“Ai fini della convalida dell’atto viziato da insufficiente motivazione, va posta la distinzione: a) se l’inadeguatezza della motivazione riflette un vizio sostanziale della funzione (in termini di contraddittorietà, sviamento, travisamento, difetto dei presupposti), il difetto degli elementi giustificativi del potere non può giammai essere emendato, tantomeno con un mero maquillage della motivazione: l’atto dovrà comunque essere annullato; b) se invece la carenza della motivazione equivale unicamente ad una insufficienza del discorso giustificativo-formale, ovvero al non corretto riepilogo della decisione presa, siamo di fronte ad un vizio formale dell’atto e non della funzione: in tale caso, non vi sono ragioni per non riconoscersi all’amministrazione la possibilità di tirare nuovamente le fila delle stesse risultanze procedimentali, munendo l’atto originario di una argomentazione giustificativa sufficiente e lasciandone ferma l’essenza dispositiva, in quanto riflette la corretta sintesi ordinatoria degli interessi appresi nel procedimento“.
È quanto emerge dalla sentenza del Consiglio di Stato, sez.
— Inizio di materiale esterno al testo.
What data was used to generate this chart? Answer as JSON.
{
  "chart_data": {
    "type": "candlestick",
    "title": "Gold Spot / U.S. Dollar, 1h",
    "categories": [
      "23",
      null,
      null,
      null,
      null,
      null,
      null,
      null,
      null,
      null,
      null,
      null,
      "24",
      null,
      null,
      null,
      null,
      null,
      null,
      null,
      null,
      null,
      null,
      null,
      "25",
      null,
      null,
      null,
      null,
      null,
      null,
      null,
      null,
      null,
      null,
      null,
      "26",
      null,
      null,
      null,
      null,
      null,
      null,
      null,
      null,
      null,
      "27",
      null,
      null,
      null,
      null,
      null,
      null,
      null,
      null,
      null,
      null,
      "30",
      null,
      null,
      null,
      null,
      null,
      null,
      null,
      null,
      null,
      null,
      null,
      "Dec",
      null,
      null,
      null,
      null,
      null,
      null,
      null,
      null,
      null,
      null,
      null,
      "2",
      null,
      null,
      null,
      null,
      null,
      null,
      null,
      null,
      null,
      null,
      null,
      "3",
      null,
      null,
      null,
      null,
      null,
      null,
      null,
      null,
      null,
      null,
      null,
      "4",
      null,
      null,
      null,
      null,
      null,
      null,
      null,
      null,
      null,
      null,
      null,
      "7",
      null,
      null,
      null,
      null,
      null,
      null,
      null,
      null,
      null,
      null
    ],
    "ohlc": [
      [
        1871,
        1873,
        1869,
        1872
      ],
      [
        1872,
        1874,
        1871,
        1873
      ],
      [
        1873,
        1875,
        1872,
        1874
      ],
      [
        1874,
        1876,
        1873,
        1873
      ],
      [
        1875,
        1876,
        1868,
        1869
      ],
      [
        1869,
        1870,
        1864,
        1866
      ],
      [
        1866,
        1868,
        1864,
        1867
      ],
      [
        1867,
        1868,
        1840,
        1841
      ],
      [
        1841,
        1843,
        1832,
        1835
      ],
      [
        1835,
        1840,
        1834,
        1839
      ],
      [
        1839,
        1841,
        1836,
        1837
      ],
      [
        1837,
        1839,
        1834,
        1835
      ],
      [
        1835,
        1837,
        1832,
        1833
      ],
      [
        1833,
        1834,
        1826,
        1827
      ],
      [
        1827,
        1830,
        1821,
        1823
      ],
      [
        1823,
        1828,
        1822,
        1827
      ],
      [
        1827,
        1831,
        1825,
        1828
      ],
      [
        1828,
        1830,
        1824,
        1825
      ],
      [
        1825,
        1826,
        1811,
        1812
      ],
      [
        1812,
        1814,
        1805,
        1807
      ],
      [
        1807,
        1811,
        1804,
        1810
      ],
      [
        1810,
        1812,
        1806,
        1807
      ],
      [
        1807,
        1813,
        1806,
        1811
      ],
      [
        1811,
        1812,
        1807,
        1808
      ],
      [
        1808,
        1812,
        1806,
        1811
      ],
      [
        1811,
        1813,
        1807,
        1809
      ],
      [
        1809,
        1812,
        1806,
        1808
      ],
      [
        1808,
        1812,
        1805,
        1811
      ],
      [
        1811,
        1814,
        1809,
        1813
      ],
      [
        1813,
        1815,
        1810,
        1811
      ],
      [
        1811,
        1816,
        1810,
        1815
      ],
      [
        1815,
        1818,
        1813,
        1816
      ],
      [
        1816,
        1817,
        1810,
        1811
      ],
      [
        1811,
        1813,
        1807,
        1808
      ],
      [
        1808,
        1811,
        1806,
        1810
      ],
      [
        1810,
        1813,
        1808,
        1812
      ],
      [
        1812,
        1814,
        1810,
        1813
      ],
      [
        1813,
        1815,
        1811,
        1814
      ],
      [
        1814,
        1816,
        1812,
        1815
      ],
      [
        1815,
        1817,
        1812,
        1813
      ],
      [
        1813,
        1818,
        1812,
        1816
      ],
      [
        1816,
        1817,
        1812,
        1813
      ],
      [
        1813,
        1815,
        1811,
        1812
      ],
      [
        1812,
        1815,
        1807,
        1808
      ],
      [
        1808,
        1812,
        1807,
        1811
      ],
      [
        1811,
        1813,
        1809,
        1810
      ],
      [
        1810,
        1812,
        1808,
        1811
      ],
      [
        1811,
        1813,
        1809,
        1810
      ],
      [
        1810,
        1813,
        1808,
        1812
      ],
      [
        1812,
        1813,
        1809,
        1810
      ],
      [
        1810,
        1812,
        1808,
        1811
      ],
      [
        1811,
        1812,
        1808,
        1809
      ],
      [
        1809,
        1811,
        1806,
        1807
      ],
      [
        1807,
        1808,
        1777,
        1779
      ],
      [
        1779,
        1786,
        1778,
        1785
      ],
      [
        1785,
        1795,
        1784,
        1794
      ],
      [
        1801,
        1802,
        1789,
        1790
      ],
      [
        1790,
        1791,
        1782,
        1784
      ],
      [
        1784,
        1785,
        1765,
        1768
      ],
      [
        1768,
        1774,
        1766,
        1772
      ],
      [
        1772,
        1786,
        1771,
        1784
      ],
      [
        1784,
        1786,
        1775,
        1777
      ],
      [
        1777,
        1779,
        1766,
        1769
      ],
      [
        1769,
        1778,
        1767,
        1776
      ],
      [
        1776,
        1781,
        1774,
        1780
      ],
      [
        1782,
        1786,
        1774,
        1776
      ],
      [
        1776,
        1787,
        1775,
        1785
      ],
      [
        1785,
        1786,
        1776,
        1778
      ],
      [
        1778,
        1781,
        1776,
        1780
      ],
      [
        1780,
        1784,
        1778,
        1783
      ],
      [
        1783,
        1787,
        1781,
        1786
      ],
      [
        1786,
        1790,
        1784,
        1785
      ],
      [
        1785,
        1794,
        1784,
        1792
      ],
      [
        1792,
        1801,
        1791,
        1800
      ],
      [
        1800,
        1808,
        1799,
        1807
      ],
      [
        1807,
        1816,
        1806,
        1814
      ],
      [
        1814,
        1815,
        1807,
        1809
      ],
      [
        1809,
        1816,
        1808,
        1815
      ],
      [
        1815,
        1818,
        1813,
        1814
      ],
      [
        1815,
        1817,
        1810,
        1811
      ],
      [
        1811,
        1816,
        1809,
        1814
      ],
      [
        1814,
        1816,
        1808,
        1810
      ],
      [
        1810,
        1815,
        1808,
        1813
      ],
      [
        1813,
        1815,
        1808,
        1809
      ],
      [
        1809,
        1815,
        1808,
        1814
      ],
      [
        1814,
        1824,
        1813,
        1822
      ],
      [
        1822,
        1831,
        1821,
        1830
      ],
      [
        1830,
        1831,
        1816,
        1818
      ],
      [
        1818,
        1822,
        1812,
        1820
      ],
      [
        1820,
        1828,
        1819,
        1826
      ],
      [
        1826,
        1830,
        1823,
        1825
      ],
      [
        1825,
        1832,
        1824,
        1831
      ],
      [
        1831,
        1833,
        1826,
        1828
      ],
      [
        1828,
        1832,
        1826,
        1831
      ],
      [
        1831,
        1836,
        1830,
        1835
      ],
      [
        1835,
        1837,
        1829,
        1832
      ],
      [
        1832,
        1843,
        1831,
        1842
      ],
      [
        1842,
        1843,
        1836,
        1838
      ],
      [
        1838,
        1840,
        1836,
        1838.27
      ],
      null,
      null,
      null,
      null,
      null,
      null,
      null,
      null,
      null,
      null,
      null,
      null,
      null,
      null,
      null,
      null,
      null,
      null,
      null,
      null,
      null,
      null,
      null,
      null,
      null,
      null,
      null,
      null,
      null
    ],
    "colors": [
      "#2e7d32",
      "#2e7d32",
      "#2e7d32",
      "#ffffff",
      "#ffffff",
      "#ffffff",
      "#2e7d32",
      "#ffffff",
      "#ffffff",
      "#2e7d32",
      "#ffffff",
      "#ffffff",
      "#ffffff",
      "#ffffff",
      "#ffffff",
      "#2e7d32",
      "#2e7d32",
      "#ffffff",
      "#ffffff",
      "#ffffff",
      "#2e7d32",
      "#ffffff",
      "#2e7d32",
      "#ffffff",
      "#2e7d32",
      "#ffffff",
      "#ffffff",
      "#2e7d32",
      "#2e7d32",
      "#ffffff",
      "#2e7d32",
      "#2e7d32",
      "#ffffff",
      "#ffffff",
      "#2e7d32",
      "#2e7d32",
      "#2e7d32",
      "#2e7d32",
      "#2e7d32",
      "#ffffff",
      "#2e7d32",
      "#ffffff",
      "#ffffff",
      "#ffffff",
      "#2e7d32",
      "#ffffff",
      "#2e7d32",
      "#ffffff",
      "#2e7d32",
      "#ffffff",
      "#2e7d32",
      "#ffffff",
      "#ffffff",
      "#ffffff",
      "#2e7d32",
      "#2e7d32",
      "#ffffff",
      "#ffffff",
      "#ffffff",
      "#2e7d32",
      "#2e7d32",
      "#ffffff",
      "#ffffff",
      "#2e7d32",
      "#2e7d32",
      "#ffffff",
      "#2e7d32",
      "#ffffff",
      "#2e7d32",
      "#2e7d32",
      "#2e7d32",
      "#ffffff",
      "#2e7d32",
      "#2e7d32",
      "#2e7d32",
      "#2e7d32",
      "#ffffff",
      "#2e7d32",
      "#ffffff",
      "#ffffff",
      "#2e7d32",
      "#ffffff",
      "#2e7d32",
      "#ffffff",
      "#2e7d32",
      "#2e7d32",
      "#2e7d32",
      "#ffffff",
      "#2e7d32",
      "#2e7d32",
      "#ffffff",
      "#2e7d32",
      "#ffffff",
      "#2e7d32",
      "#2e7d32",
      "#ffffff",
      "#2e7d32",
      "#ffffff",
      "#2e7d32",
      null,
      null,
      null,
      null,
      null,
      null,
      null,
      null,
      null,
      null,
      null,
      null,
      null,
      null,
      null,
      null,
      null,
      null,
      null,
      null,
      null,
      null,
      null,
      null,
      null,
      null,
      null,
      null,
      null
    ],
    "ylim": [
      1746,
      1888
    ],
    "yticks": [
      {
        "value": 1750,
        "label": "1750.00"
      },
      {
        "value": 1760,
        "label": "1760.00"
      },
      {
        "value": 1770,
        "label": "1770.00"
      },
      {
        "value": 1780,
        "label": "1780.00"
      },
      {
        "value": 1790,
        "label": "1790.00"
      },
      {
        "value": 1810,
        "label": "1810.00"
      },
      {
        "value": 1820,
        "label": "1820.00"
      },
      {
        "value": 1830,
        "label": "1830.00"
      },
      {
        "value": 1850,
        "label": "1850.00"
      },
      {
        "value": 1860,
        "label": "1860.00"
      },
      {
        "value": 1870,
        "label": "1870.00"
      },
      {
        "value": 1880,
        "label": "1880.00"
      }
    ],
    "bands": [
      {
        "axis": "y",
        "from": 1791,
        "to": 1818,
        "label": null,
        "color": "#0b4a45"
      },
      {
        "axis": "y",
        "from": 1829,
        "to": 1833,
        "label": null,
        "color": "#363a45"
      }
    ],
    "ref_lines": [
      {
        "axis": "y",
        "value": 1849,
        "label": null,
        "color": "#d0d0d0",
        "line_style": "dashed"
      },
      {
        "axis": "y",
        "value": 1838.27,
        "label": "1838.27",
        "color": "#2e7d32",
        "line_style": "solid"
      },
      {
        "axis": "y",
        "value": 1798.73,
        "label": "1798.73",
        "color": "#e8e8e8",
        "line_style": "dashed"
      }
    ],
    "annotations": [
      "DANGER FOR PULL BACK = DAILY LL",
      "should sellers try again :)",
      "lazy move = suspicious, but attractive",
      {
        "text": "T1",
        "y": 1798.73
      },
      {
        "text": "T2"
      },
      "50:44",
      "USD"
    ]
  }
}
VI, 27 aprile 2021, n. 3385.
E secondo il Collegio, la convalida dell’atto viziato da insufficiente motivazione può essere adottata anche in pendenza di una impugnativa giurisdizionale dell’atto da convalidare ; in tale caso, infatti, l’interessato, con motivi aggiunti, può domandare, sia l’annullamento dell’atto di convalida perché autonomamente viziato ‒ contestandone quindi la stessa ammissibilità ‒, sia l’annullamento dell’atto come convalidato, adducendone la persistente illegittimità.